I'm fasting. Well I'm going to do about 850 calories or try anyway. I need to clean myself up. I've been uncharacteristically indulgent and thoughtless about my overall wellness lately. So...
I took a really REALLY hot bath today (as hot as I could stand it knowing I wouldn't get scalded) and sat in it for like 1/2 hour. I threw some mustardy bath stuff in and fully ENJOYED the whole experience and it did me good. I spent good time there.
I just got in from 1 1/2 of intensive raking (my favorite sport btw, I love the repetitiveness, the sound of the leaves, but the being outside getting intensive exercise while ENJOYING the fall is irreplacable!). I've been quite sedentary lately, haven't liked that.

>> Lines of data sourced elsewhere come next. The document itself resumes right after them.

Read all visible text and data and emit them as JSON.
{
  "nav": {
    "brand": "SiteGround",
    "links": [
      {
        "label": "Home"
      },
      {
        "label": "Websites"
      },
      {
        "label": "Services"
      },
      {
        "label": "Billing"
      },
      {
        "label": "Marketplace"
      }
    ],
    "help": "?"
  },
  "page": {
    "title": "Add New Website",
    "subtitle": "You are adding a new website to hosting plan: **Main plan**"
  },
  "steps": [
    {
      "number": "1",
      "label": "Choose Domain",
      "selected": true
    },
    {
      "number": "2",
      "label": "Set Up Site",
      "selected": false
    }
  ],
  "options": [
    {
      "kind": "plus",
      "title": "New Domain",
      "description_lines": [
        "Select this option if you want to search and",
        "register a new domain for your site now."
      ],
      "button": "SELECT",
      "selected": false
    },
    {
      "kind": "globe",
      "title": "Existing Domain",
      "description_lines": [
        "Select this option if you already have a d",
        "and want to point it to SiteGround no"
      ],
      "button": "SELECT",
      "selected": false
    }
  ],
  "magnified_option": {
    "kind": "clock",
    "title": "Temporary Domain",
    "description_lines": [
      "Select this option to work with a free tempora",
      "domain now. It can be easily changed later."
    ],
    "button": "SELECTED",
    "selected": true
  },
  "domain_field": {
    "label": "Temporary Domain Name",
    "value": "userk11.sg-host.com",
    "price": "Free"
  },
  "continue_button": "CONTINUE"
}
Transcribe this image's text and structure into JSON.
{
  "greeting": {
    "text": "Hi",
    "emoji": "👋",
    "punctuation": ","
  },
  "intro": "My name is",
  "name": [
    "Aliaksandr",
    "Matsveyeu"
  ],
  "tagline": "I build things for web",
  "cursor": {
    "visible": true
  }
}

I then took a walk to the meadow behind my house and took a look at everything that's blooming, now that it is fall. (when I'm happy I AM one of the original genuine nature boys by the way, I live on 4 acres in the forest, in a pretty isolated area, ponds all around me: I don't see another soul).
So today I'm thinking that I'm just plain TIRED of being depressed as if it's my only choice.I'm going to think about some of these decisions I'm allowing myself to make lately. I'm going to be more thoughtful about spending my time more positively. I'm not going to allow myself to think so illy of myself.
And that's going to take some hard work but OK.